On paper, action and horror can seem like a match made in heaven. Suspense and scares meets combat and destruction; complete with a supernatural presence. This combination has been hit-or-miss in the last decade (scales tipping on the side of miss). Flicks such as Blade and Underworld faired better using this formula than say Doom or the last few Resident Evil installments. So the brief 87 minute feature that is Priest, had a choice of either sticking to the pattern its predecessors in the genre have followed; or try shaking things up. Let’s just say, one will be able to tell exactly how this will be handled after the first five minutes.
Based off the graphic novel series, the story chronicles the war between vampires and humans.This war is similar to the Crusades fought in the Holy Land centuries ago. Vampires dominated the battles for years, until the church found a secret weapon in a group of gifted individuals, creatively titled “Priests.” This blessed army captured the momentum and vanquished the vampires into a quarantined area of sorts; away from the handful of fortress-like cities that still remain. After the war was won, the Priests were disbanded and scattered throughout the Cathedral cities.
The most talented of the bunch, Priest (Paul Bettany), roams the streets in robes stolen from George Lucas’ Jedi closest. Keeping a reluctant low-profile, he senses that the vampire creatures are still along the outskirts of the massive city walls.
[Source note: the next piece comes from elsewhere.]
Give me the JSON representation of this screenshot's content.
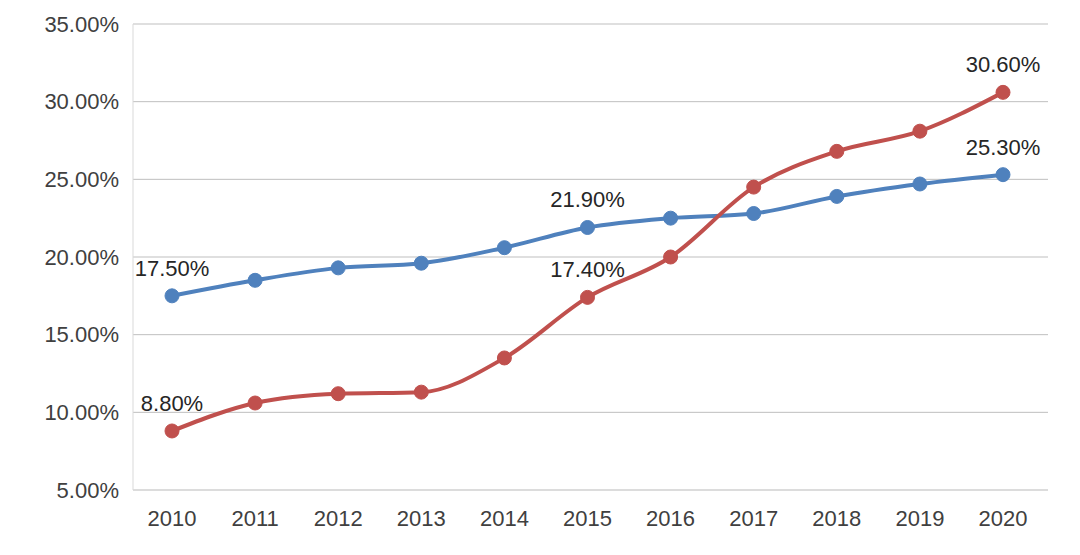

His instincts prove true, when a young local sheriff (Cam Gigandet) goes looking for Priest, alerting him about a deadly attack on his brother’s (True Blood’s Stephen Moyer doing a cameo – or favor) land. Priest learns that his bro’s 18 year-old daughter (Lily Collins) has been taken by this rogue colony, and begs the head of the catholic order (Christopher Plummer) to allow him to leave the confines of the city to investigate. When he is told to behave, he goes against orders; and with the help of the ambitious, yet in over-his-head sheriff, they track down the vamps that kidnapped his last remaining relative.
No…There is no depiction of the great war between vampires and mankind. Unless you count the quick Anime that ran in the beginning to bring the audience up-to-speed on the back-story. It’s pretty much our quiet duo (each of them say about two sentences in every scene) riding motorcycles taken off the set of Escape from New York or Beyond Thunderdome, through baron wastelands.
The scenery and coloring are designed to show an apocalyptic atmosphere. Think the 2010’s Book of Eli. When the action takes place against vampires, who are more creature-like than human (no eyes, walk on all fours, have a body like Gollum on steroids, can‘t speak), the fight choreography is emulating a videogame. Our lead isn’t armed with a ton of cool weapons (mainly knives & cross-shaped shooting stars); but the CGI vamp action is executed well enough to catch the eye. Issue that arises is that these are the only times where the characters begin to have a pulse.
Karl Urban ends up being the antagonist (finally) and his character is the most intriguing, since little development is given to any of the others. Why these Priests are so special is vaguely expounded upon. It’s just a shame Urban’s scenes were all too short, save for the uneventful final one-on-one battle. Whether or not writer Cory Goodman & director Scott Charles Stewart were sticking to the Korean comic this story was based off (a western-horror), the cinematography suggest they were big fans of the Star War’s footage on Tatooine. You know, when Anakin Skywalker snapped and started slashing up “Sand People.” And when you factor in the set designs and technology they tossed in, it felt as if John Carpenter decided to make a third Snake Plissken movie (Escape from NY & L.A.). At least they provided a nice scope of the surroundings.
Frankly, that is one of the few elements that kept yours truly interested – comparing sequences to cinema’s past – since the under-developed story will fail to keep your attention. With that said, one will enjoy their over-indulgence in the cinematic wide-shots they constantly execute. After you realize the dialogue is essentially worthless, and the story is about as smooth as sandpaper, the visuals are the only elements to keep one attentive, as this story quickly moves into a new setting (inside mountains, beat-up towns, and a train for good measure). Although, the epic sounding musical score is so out of place, and introduced at all the wrong times, it will get you chuckling. The sounds needed to be moody, not Passion of the Christ.
Overall, Priest probably has enough sustenance to please the niche market of this genre. It’s not painful to sit through but it will not give your system a jolt. Be sure to save your money and avoid doing the 3D screenings. The atmosphere is there, but the uncontrollable tone, cardboard characters, and fundamental screenplay & edit, suggests that a re-watch of Blade II may satisfy your craving for this type of material. The filmmakers played it a little too safe here. Someone needs to go for it and try to evolve this genre.